The retriever executes four Cypher queries against Memgraph:
Traverses: RiskFactor → (TRIGGERS) → Article → (GOVERNED_BY) ← Category → (HAS_CATEGORY) ← FrameworkReturns articles with their framework context, ordered by PageRank (most authoritative first).
Traverses: RiskFactor → (MITIGATED_BY) → MitigationReturns mitigations ordered by coverage count (mitigations that address the most risk factors first).
Direct lookup by article ID for articles already referenced in violations.
Multi-framework impact analysis — how many frameworks are affected by the detected risk factors. Events crossing 3+ frameworks receive severity boost.

Formatted Output

The format_rag_context() function produces markdown injected into the LLM prompt:
## Compliance Context (from knowledge graph)

### Applicable Risk Factors
- **Data Exfiltration** (rf:data_exfiltration): Unauthorized transfer of data
  outside organizational boundaries
- **Bulk Data Access** (rf:bulk_data_access): Accessing large volumes of data
  in a single operation

### Relevant Compliance Articles
- **GDPR Art. 5(1)(c)** [GDPR]: Data shall be adequate, relevant and limited
  to what is necessary in relation to the purposes for which they are processed.
- **SOC2 CC6.1** [SOC2]: The entity implements logical access security software,
  infrastructure, and architectures over protected information assets.

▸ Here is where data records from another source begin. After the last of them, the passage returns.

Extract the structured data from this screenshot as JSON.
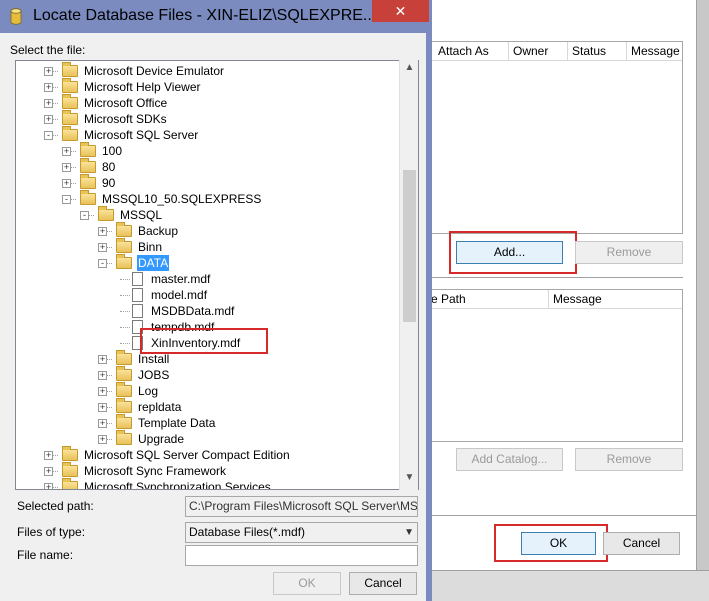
{
  "background_window": {
    "top_grid_columns": [
      "Attach As",
      "Owner",
      "Status",
      "Message"
    ],
    "add_label": "Add...",
    "remove_label": "Remove",
    "bottom_grid_columns": [
      "e Path",
      "Message"
    ],
    "add_catalog_label": "Add Catalog...",
    "remove_catalog_label": "Remove",
    "ok_label": "OK",
    "cancel_label": "Cancel"
  },
  "dialog": {
    "title": "Locate Database Files - XIN-ELIZ\\SQLEXPRE...",
    "close_icon": "✕",
    "select_label": "Select the file:",
    "tree": [
      {
        "label": "Microsoft Device Emulator",
        "level": 2,
        "kind": "folder",
        "expander": "+"
      },
      {
        "label": "Microsoft Help Viewer",
        "level": 2,
        "kind": "folder",
        "expander": "+"
      },
      {
        "label": "Microsoft Office",
        "level": 2,
        "kind": "folder",
        "expander": "+"
      },
      {
        "label": "Microsoft SDKs",
        "level": 2,
        "kind": "folder",
        "expander": "+"
      },
      {
        "label": "Microsoft SQL Server",
        "level": 2,
        "kind": "folder",
        "expander": "-"
      },
      {
        "label": "100",
        "level": 3,
        "kind": "folder",
        "expander": "+"
      },
      {
        "label": "80",
        "level": 3,
        "kind": "folder",
        "expander": "+"
      },
      {
        "label": "90",
        "level": 3,
        "kind": "folder",
        "expander": "+"
      },
      {
        "label": "MSSQL10_50.SQLEXPRESS",
        "level": 3,
        "kind": "folder",
        "expander": "-"
      },
      {
        "label": "MSSQL",
        "level": 4,
        "kind": "folder",
        "expander": "-"
      },
      {
        "label": "Backup",
        "level": 5,
        "kind": "folder",
        "expander": "+"
      },
      {
        "label": "Binn",
        "level": 5,
        "kind": "folder",
        "expander": "+"
      },
      {
        "label": "DATA",
        "level": 5,
        "kind": "folder",
        "expander": "-",
        "selected": true
      },
      {
        "label": "master.mdf",
        "level": 6,
        "kind": "file"
      },
      {
        "label": "model.mdf",
        "level": 6,
        "kind": "file"
      },
      {
        "label": "MSDBData.mdf",
        "level": 6,
        "kind": "file"
      },
      {
        "label": "tempdb.mdf",
        "level": 6,
        "kind": "file"
      },
      {
        "label": "XinInventory.mdf",
        "level": 6,
        "kind": "file",
        "highlight": true
      },
      {
        "label": "Install",
        "level": 5,
        "kind": "folder",
        "expander": "+"
      },
      {
        "label": "JOBS",
        "level": 5,
        "kind": "folder",
        "expander": "+"
      },
      {
        "label": "Log",
        "level": 5,
        "kind": "folder",
        "expander": "+"
      },
      {
        "label": "repldata",
        "level": 5,
        "kind": "folder",
        "expander": "+"
      },
      {
        "label": "Template Data",
        "level": 5,
        "kind": "folder",
        "expander": "+"
      },
      {
        "label": "Upgrade",
        "level": 5,
        "kind": "folder",
        "expander": "+"
      },
      {
        "label": "Microsoft SQL Server Compact Edition",
        "level": 2,
        "kind": "folder",
        "expander": "+"
      },
      {
        "label": "Microsoft Sync Framework",
        "level": 2,
        "kind": "folder",
        "expander": "+"
      },
      {
        "label": "Microsoft Synchronization Services",
        "level": 2,
        "kind": "folder",
        "expander": "+"
      }
    ],
    "selected_path_label": "Selected path:",
    "selected_path_value": "C:\\Program Files\\Microsoft SQL Server\\MSSQL",
    "files_of_type_label": "Files of type:",
    "files_of_type_value": "Database Files(*.mdf)",
    "file_name_label": "File name:",
    "file_name_value": "",
    "ok_label": "OK",
    "cancel_label": "Cancel"
  },
  "colors": {
    "titlebar": "#7b8bbf",
    "close_button": "#c7403a",
    "highlight_border": "#d62929",
    "selection": "#3399ff"
  },
  "icons": {
    "title": "database-icon",
    "folder": "folder-icon",
    "file": "file-icon",
    "scroll_up": "▲",
    "scroll_down": "▼",
    "dropdown": "▼"
  }
}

### Recommended Mitigations
- Restrict bulk exports to internal resources or require approval
- Implement data loss prevention (DLP) controls on outbound transfers

### Cross-Framework Impact
- **3 frameworks affected**: GDPR, SOC2, ISO27001
- This indicates a systemic compliance gap, not an isolated issue

Integration in Scoring Pipeline

The RAG pipeline is wired into the event scoring route:
# In routes/events.py
result = graph_reasoner.evaluate(event, policies, tenant_id)

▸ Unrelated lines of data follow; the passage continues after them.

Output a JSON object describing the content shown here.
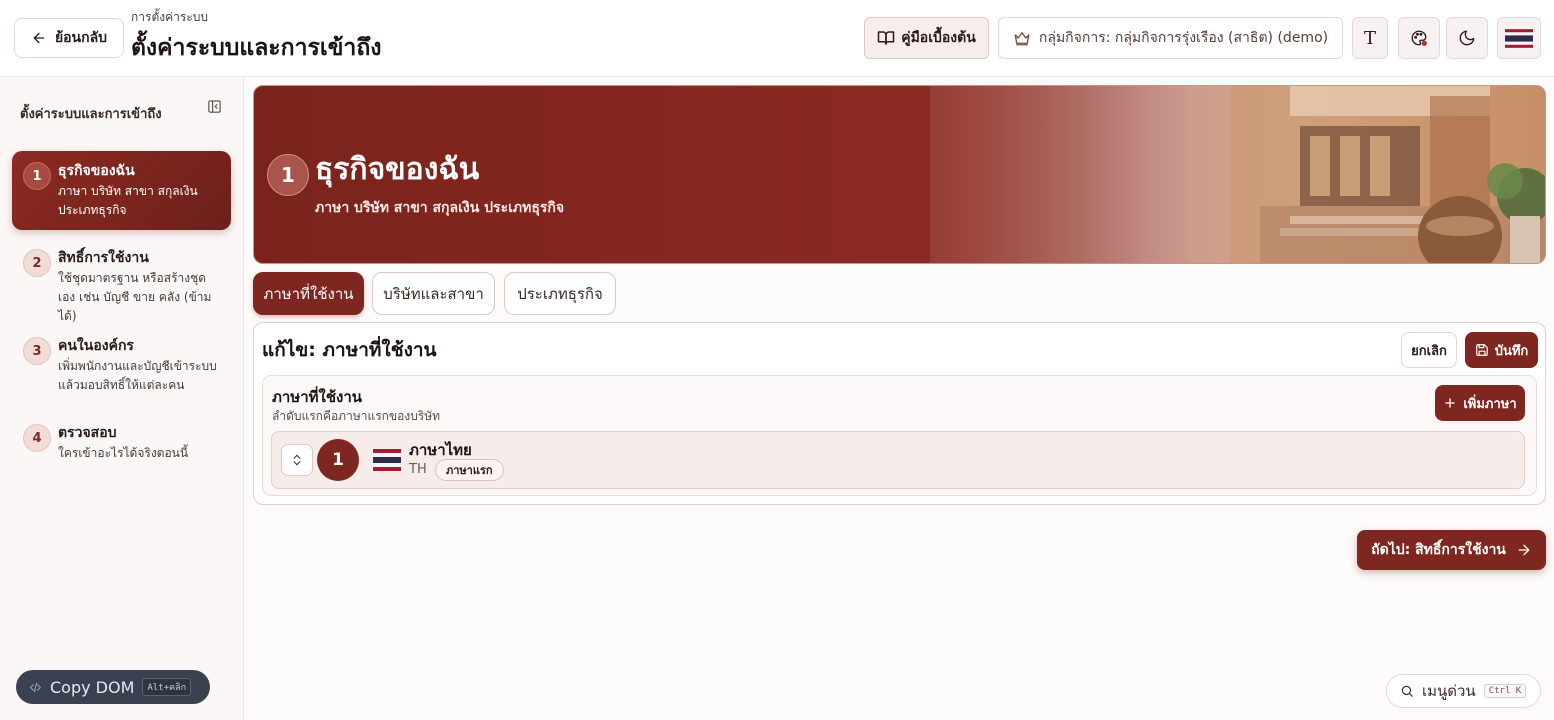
{
  "header": {
    "back_label": "ย้อนกลับ",
    "breadcrumb": "การตั้งค่าระบบ",
    "title": "ตั้งค่าระบบและการเข้าถึง",
    "guide_label": "คู่มือเบื้องต้น",
    "business_group_label": "กลุ่มกิจการ: กลุ่มกิจการรุ่งเรือง (สาธิต) (demo)",
    "font_toggle_label": "T"
  },
  "sidebar": {
    "title": "ตั้งค่าระบบและการเข้าถึง",
    "steps": [
      {
        "num": "1",
        "title": "ธุรกิจของฉัน",
        "desc": "ภาษา บริษัท สาขา สกุลเงิน ประเภทธุรกิจ"
      },
      {
        "num": "2",
        "title": "สิทธิ์การใช้งาน",
        "desc": "ใช้ชุดมาตรฐาน หรือสร้างชุดเอง เช่น บัญชี ขาย คลัง (ข้ามได้)"
      },
      {
        "num": "3",
        "title": "คนในองค์กร",
        "desc": "เพิ่มพนักงานและบัญชีเข้าระบบ แล้วมอบสิทธิ์ให้แต่ละคน"
      },
      {
        "num": "4",
        "title": "ตรวจสอบ",
        "desc": "ใครเข้าอะไรได้จริงตอนนี้"
      }
    ],
    "copy_dom_label": "Copy DOM",
    "copy_dom_shortcut": "Alt+คลิก"
  },
  "hero": {
    "num": "1",
    "title": "ธุรกิจของฉัน",
    "subtitle": "ภาษา บริษัท สาขา สกุลเงิน ประเภทธุรกิจ"
  },
  "tabs": [
    "ภาษาที่ใช้งาน",
    "บริษัทและสาขา",
    "ประเภทธุรกิจ"
  ],
  "editor": {
    "title": "แก้ไข: ภาษาที่ใช้งาน",
    "cancel_label": "ยกเลิก",
    "save_label": "บันทึก",
    "section_title": "ภาษาที่ใช้งาน",
    "section_desc": "ลำดับแรกคือภาษาแรกของบริษัท",
    "add_language_label": "เพิ่มภาษา",
    "languages": [
      {
        "order": "1",
        "name": "ภาษาไทย",
        "code": "TH",
        "badge": "ภาษาแรก"
      }
    ]
  },
  "next_label": "ถัดไป: สิทธิ์การใช้งาน",
  "quick_menu": {
    "label": "เมนูด่วน",
    "shortcut": "Ctrl K"
  },
  "colors": {
    "brand": "#7e2720",
    "brand_dark": "#6d201b",
    "surface": "#fdfbfa"
  }
}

if graph_reasoner.needs_llm(result, event):
    # Retrieve compliance context from Memgraph
    rag_context = await rag_retriever.retrieve(result)
    compliance_markdown = format_rag_context(rag_context)

    # Inject into LLM prompt
    llm_score = await gemini_client.evaluate(
        event=event,
        policies=policies,
        compliance_context=compliance_markdown,
        graph_reasoning=result.explanation
    )

Rule-to-Ontology Mapping

The rule_mapping.py module maps fired rule names to ontology risk factor IDs:
RULE_TO_RISK_FACTORS = {
    "bulk_external_exfiltration": ["rf:data_exfiltration", "rf:bulk_data_access"],
    "gdpr_bulk_email_no_consent": ["rf:gdpr_consent_violation", "rf:bulk_communication"],
    "hipaa_phi_unencrypted": ["rf:hipaa_phi_exposure", "rf:encryption_missing"],
    # ... 90 rules mapped
}
This mapping bridges the forward-chaining engine (which knows rule names) with the Memgraph ontology (which knows risk factor IDs), enabling graph traversal for article retrieval.
The RAG pipeline gracefully degrades when Memgraph is unavailable — it returns an empty RAGContext and the LLM operates without compliance context grounding.